The holiday lull was kind to Pizza Hut, which experienced a nearly 30% increase in visits during the last week in December (week-over-week) and a 15.3% increase in visits the first week in January (year-over-year), according to new data from Placer.ai.
This data bucks the overall trend in the restaurant industry, which showed a 4.2% decrease in traffic year-over-year in Q4, according to data from Revenue Management Solutions.
There are several factors working in Pizza Hut’s favor of late. For starters, the holidays are busy for families who are rushing to get last-minute shopping done or preparing elaborate meals for a house full of people. Once that activity slows and consumers can catch their breath, pizza provides a convenient, easy and affordable break.
But Pizza Hut’s traffic lifts are also likely the result of the efforts the chain has made throughout the past several months to turn the business around. In Q1 2022, Pizza Hut’s sales dropped 6% largely because of “capacity constraints limiting its ability to meet demand,” according to Yum Brands’ CEO David Gibbs. In other words, the chain simply didn’t have enough drivers to fulfill its high-volume delivery business. Pizza Hut put several initiatives in place to fix these issues – adding third-party delivery aggregates to the mix, for instance, and rolling out Dragontail’s smart kitchen management and driver tracking tool. The company also adjusted its hiring practices to attract more drivers, including reducing the time it takes to apply for a delivery job.
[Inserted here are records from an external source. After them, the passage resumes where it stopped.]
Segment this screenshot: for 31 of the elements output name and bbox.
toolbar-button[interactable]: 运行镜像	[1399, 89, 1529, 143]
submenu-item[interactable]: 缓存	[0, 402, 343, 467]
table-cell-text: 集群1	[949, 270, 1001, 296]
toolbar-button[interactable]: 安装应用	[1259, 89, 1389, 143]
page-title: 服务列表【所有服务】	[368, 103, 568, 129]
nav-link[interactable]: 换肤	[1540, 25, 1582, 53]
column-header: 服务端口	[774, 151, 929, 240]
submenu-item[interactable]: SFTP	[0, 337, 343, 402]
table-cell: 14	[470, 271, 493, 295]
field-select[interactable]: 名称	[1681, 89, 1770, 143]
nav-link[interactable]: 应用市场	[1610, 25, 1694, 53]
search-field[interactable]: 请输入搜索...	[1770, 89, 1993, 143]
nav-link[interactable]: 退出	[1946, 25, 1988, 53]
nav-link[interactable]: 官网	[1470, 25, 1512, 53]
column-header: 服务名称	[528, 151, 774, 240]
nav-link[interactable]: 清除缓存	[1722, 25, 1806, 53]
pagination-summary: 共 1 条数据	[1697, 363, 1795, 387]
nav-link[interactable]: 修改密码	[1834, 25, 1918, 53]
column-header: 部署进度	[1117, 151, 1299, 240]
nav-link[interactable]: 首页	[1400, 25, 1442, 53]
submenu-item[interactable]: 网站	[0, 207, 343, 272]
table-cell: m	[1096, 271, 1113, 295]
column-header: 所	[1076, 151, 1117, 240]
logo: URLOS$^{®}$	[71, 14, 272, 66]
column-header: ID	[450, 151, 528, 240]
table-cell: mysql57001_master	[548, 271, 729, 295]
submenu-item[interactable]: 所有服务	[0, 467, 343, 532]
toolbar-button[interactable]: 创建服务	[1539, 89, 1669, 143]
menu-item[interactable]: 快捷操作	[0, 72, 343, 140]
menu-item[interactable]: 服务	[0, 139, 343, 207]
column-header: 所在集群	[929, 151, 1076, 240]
These adjustments closed the gap between Pizza Hut’s carryout and delivery business and also helped improve same-store sales, which were negative 4% in Q2 before turning to a positive 1% in Q3. Delivery is just part of the traffic-generating equation, however. For inflation-weary consumers, the chain introduced value offerings such as the $6.99 Pairs deal and brought back the Big Dinner Box.
Pizza Hut is also working to shift its position all together. As CEO Aaron Powell explained during Yum Brands’ Investor Day in December, that means extending beyond a “Friday, Saturday, Sunday” family occasion and becoming more of an individual-use and lunch contender. Pizza Hut introduced its new Melts category in mid-October to help achieve this objective and, so far, it seems to be working. Since that launch, the chain has experienced negative traffic trends in just two out of 12 weeks compared to the year prior, according to Placer.ai data emailed to Nation's Restaurant News, and those were during the hustle and bustle of mid-December.
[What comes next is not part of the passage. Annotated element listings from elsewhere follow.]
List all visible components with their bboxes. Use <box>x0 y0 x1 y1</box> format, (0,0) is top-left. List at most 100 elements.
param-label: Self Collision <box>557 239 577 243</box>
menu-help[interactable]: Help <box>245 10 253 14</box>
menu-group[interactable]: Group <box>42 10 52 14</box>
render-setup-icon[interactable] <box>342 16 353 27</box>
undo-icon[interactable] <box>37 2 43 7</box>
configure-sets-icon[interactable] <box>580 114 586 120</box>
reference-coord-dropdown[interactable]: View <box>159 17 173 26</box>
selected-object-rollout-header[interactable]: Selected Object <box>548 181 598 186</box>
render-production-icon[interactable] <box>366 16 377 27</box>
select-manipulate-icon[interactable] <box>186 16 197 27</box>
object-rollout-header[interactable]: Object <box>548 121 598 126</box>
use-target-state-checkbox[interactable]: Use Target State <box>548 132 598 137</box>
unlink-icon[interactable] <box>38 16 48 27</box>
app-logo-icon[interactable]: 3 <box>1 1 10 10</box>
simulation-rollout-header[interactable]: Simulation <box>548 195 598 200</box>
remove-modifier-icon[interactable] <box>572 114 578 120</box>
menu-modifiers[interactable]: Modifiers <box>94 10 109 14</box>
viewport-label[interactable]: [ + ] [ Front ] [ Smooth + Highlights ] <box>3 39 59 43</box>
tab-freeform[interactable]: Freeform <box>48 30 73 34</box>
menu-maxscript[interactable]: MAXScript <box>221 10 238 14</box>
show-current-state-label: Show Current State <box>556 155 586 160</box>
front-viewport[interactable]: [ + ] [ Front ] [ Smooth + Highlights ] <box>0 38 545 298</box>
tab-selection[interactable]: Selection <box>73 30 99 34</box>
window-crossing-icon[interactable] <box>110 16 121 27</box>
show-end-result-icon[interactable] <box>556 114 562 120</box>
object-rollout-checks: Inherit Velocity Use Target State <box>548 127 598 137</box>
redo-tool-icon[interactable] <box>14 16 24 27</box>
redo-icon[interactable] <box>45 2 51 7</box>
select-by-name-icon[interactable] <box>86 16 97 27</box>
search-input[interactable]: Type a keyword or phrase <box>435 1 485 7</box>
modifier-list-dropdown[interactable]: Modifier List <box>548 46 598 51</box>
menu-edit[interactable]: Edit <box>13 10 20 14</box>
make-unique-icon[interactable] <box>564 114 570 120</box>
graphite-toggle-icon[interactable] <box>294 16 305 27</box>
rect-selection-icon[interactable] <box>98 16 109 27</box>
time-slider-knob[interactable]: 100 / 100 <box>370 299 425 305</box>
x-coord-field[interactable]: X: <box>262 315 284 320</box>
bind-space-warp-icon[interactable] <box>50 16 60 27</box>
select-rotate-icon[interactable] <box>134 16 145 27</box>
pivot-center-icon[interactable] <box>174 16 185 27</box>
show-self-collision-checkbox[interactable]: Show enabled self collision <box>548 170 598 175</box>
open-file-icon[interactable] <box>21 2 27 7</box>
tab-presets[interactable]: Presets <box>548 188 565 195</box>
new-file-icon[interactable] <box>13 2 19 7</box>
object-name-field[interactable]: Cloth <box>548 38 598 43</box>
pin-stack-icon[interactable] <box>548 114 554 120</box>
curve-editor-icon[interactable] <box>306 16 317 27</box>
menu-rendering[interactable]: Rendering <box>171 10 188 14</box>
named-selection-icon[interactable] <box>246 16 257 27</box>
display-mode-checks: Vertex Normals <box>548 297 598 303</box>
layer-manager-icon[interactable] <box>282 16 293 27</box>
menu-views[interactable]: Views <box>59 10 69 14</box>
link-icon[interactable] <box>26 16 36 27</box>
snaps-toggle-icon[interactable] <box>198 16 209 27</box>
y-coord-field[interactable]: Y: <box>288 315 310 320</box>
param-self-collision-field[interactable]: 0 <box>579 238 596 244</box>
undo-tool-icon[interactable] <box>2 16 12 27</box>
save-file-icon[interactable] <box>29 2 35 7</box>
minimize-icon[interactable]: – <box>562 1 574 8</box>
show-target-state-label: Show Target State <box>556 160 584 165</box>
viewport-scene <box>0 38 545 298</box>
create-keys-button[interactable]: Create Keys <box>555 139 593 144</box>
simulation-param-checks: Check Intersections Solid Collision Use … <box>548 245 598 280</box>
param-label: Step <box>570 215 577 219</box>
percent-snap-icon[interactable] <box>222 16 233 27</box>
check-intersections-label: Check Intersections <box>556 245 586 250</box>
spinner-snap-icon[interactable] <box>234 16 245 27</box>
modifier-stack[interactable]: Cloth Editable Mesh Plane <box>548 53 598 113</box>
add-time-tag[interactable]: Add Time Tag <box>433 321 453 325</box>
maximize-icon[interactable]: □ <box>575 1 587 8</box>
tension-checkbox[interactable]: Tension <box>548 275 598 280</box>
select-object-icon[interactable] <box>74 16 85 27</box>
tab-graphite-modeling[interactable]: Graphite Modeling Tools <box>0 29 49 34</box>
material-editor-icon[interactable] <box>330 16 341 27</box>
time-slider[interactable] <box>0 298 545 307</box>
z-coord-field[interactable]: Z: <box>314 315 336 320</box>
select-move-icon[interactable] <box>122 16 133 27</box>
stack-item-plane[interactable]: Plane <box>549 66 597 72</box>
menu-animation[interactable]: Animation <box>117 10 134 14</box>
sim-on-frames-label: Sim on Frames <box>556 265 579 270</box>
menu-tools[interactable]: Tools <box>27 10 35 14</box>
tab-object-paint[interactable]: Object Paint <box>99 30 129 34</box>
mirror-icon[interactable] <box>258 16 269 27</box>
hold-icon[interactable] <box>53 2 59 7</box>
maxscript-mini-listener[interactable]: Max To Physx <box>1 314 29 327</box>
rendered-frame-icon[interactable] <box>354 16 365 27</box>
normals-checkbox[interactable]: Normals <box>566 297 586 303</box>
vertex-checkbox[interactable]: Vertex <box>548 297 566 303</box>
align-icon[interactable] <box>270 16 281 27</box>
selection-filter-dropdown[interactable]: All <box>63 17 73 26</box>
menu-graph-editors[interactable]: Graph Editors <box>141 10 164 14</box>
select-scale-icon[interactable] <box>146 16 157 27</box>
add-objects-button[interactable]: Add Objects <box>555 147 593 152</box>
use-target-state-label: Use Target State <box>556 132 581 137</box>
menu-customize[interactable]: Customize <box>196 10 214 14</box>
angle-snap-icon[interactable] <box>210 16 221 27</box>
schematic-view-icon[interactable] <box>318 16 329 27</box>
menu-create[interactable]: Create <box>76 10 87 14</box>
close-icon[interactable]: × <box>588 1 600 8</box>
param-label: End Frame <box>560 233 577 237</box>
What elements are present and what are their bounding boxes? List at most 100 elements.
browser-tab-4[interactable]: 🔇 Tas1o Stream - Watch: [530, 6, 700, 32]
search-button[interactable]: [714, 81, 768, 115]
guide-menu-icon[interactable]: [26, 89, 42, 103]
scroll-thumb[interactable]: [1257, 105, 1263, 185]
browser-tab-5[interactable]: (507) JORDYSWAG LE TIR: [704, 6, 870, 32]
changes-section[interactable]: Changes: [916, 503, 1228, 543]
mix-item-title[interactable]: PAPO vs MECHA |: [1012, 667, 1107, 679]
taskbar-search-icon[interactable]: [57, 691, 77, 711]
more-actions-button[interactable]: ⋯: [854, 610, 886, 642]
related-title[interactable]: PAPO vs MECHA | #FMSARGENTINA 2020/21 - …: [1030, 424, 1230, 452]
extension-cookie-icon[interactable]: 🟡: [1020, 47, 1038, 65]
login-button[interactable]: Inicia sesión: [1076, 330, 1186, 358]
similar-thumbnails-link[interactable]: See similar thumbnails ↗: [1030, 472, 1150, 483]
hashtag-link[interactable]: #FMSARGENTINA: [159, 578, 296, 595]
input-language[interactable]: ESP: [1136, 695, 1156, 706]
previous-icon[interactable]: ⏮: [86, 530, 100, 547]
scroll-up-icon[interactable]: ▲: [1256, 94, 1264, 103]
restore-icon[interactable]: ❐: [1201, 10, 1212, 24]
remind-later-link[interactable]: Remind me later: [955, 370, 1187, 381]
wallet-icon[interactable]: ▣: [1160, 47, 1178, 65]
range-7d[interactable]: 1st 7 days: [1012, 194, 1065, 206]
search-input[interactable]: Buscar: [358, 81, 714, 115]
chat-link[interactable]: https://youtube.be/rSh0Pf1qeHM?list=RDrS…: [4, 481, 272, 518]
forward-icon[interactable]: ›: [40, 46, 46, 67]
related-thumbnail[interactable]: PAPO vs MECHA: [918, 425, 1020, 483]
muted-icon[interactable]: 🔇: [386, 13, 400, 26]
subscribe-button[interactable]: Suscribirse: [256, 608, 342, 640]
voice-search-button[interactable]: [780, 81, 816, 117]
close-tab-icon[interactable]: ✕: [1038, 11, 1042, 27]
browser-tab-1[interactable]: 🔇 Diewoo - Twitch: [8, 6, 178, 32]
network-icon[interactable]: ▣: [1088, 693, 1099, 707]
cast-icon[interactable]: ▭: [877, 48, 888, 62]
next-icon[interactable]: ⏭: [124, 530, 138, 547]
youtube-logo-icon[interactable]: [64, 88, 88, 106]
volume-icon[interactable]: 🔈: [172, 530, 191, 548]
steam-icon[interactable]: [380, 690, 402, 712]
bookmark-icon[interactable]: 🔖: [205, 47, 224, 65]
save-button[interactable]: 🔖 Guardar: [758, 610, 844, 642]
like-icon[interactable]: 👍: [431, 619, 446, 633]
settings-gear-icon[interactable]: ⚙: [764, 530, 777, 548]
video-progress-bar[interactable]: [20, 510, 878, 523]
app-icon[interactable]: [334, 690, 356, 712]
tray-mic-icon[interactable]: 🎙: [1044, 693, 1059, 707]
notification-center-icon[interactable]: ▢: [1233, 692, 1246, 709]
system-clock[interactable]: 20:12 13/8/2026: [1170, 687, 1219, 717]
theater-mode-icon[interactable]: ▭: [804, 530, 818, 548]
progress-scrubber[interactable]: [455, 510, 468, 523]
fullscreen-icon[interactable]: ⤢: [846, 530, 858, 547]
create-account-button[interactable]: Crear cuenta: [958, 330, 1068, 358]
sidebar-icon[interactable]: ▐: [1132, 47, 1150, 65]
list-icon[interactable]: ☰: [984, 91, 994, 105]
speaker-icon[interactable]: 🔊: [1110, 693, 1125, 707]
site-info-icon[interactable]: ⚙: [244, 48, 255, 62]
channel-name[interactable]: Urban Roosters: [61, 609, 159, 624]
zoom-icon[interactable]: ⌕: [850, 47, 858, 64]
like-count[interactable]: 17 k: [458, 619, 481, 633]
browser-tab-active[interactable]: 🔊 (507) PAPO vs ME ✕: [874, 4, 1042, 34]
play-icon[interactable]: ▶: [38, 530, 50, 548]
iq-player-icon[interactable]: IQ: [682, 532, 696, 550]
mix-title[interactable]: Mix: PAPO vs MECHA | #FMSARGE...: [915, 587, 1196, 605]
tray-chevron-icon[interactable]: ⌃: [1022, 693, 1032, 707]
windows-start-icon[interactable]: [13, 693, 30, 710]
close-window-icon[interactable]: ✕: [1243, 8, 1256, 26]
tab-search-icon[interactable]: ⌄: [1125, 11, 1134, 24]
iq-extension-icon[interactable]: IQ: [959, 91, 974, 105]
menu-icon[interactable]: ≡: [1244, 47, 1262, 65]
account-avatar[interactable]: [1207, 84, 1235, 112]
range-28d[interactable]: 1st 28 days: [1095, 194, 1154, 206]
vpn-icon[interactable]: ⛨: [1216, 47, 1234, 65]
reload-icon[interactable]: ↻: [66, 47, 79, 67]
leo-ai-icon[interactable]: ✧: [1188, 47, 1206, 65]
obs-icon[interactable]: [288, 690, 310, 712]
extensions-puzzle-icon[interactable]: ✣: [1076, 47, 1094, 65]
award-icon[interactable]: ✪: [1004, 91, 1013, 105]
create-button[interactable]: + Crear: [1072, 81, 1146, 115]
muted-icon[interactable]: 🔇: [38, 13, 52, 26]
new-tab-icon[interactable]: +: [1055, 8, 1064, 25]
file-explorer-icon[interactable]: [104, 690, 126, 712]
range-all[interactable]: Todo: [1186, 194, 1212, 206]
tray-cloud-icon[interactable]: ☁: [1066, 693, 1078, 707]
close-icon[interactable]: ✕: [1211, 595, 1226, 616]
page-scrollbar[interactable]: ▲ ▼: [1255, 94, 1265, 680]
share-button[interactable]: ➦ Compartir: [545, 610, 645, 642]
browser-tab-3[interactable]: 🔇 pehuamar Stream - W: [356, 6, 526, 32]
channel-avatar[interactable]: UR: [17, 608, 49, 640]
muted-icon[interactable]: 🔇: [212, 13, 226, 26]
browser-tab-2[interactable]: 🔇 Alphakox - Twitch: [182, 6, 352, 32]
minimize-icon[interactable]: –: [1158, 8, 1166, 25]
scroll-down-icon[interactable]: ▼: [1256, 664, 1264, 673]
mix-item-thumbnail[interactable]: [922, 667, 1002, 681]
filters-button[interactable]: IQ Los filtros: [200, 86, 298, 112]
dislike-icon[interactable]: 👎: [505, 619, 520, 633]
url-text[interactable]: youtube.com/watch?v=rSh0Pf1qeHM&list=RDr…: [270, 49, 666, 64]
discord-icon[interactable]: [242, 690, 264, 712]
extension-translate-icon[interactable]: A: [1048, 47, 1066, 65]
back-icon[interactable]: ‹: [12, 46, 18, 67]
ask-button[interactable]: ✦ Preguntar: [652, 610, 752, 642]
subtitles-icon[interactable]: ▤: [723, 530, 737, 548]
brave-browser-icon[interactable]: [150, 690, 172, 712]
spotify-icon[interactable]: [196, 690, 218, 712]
“This launch was intentionally designed for young people. We’re very pleased with the same-store sales growth, transaction growth, new customers and repeat customers since this has launched,” Powell said during Investor Day.
Pizza Hut intends on pushing the gas here – transitioning into a more “modern, digital-first brand” that competes for younger consumers and on everyday occasions. To illustrate the potential, Powell said within QSR, 45% of occasions are individual occasions, but in QSR pizza, that number falls to 25%.
“We want to be younger and every day. To make the brand younger, we’re doing a lot of things to resonate with younger consumers,” he said. “Every day is also important. The restaurant industry is changing in front of us, and everybody is competing with everybody. We have to get out of being a special-occasion pizza. Every day means we compete in different occasions more than ever before.”